4. Torque and Euler's Equations
Torque is the rate of change of angular momentum:$$\vec{\tau} = \frac{d\vec{L}}{dt} = \mathbf{I}\vec{\alpha} + \vec{\omega} \times (\mathbf{I}\vec{\omega})$$### 4.1 Euler's Equations for a Rigid Body
In the principal axes frame:$$I_1 \dot{\omega}_1 - (I_2 - I_3)\omega_2 \omega_3 = \tau_1$$
$$
I_2 \dot{\omega}_2 - (I_3 - I_1)\omega_3 \omega_1 = \tau_2
$$
$$I_3 \dot{\omega}_3 - (I_1 - I_2)\omega_1 \omega_2 = \tau_3$$## 5. Summary Table: Linear vs.
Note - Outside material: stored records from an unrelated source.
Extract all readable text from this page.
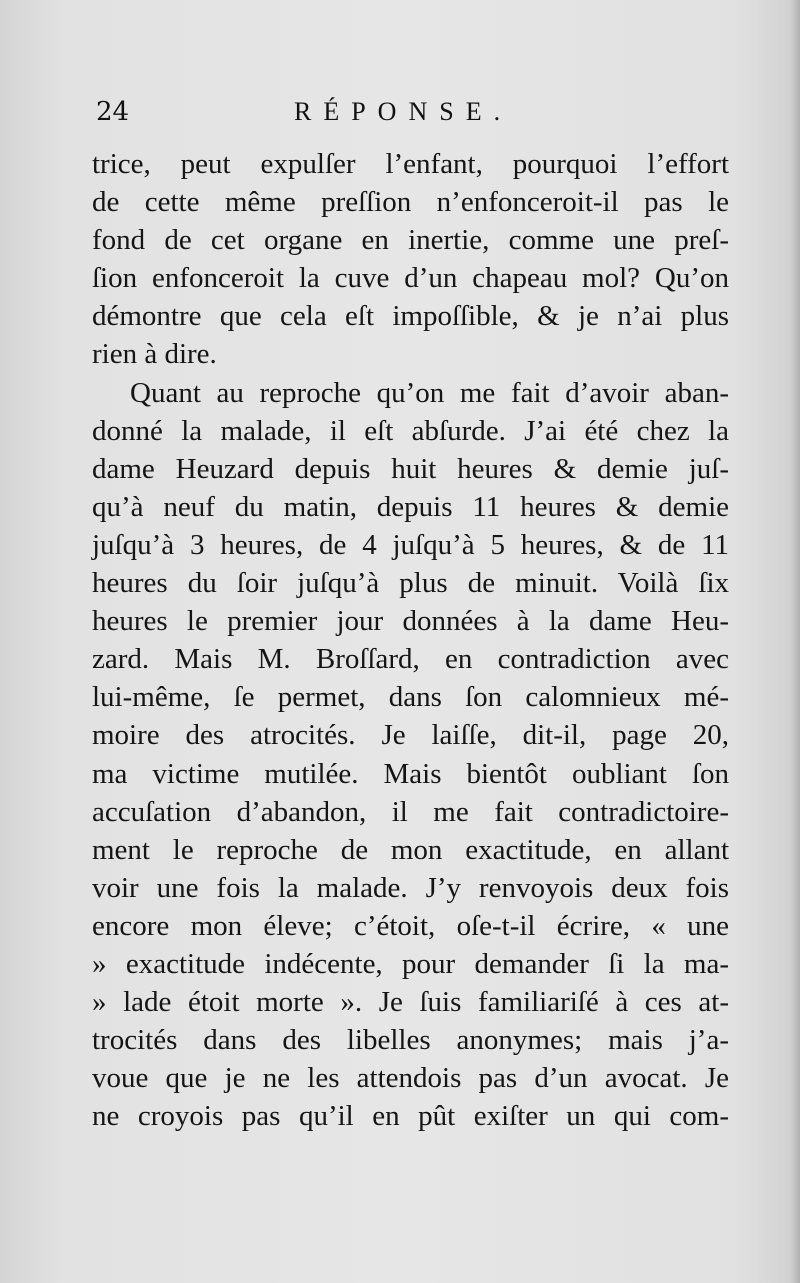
24	RÉPONSE.
trice, peut expulſer l’enfant, pourquoi l’effort
de cette même preſſion n’enfonceroit-il pas le
fond de cet organe en inertie, comme une preſ-
ſion enfonceroit la cuve d’un chapeau mol? Qu’on
démontre que cela eſt impoſſible, & je n’ai plus
rien à dire.
Quant au reproche qu’on me fait d’avoir aban-
donné la malade, il eſt abſurde. J’ai été chez la
dame Heuzard depuis huit heures & demie juſ-
qu’à neuf du matin, depuis 11 heures & demie
juſqu’à 3 heures, de 4 juſqu’à 5 heures, & de 11
heures du ſoir juſqu’à plus de minuit. Voilà ſix
heures le premier jour données à la dame Heu-
zard. Mais M. Broſſard, en contradiction avec
lui-même, ſe permet, dans ſon calomnieux mé-
moire des atrocités. Je laiſſe, dit-il, page 20,
ma victime mutilée. Mais bientôt oubliant ſon
accuſation d’abandon, il me fait contradictoire-
ment le reproche de mon exactitude, en allant
voir une fois la malade. J’y renvoyois deux fois
encore mon éleve; c’étoit, oſe-t-il écrire, « une
» exactitude indécente, pour demander ſi la ma-
» lade étoit morte ». Je ſuis familiariſé à ces at-
trocités dans des libelles anonymes; mais j’a-
voue que je ne les attendois pas d’un avocat. Je
ne croyois pas qu’il en pût exiſter un qui com-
Rotational
| Linear Quantity | Rotational Analogue | Relationship |
| :--- | :--- | :--- |
| Position ($x$) | Angle ($\theta$) |$s = \theta r$|
| Velocity ($v$) | Angular Velocity ($\omega$) |$v = \omega r$|
| Acceleration ($a$) | Angular Acceleration ($\alpha$) |$a = \alpha r$|
| Mass ($m$) | Moment of Inertia ($I$) |$I = \int r^2 dm$|
| Force ($F$) | Torque ($\tau$) |$\tau = r F \sin\theta$|
| Momentum ($p$) | Angular Momentum ($L$) |$L = I \omega$ |
Understanding the tensor nature of inertia is critical for analyzing complex rotations in aerospace engineering, robotics, and biomechanics.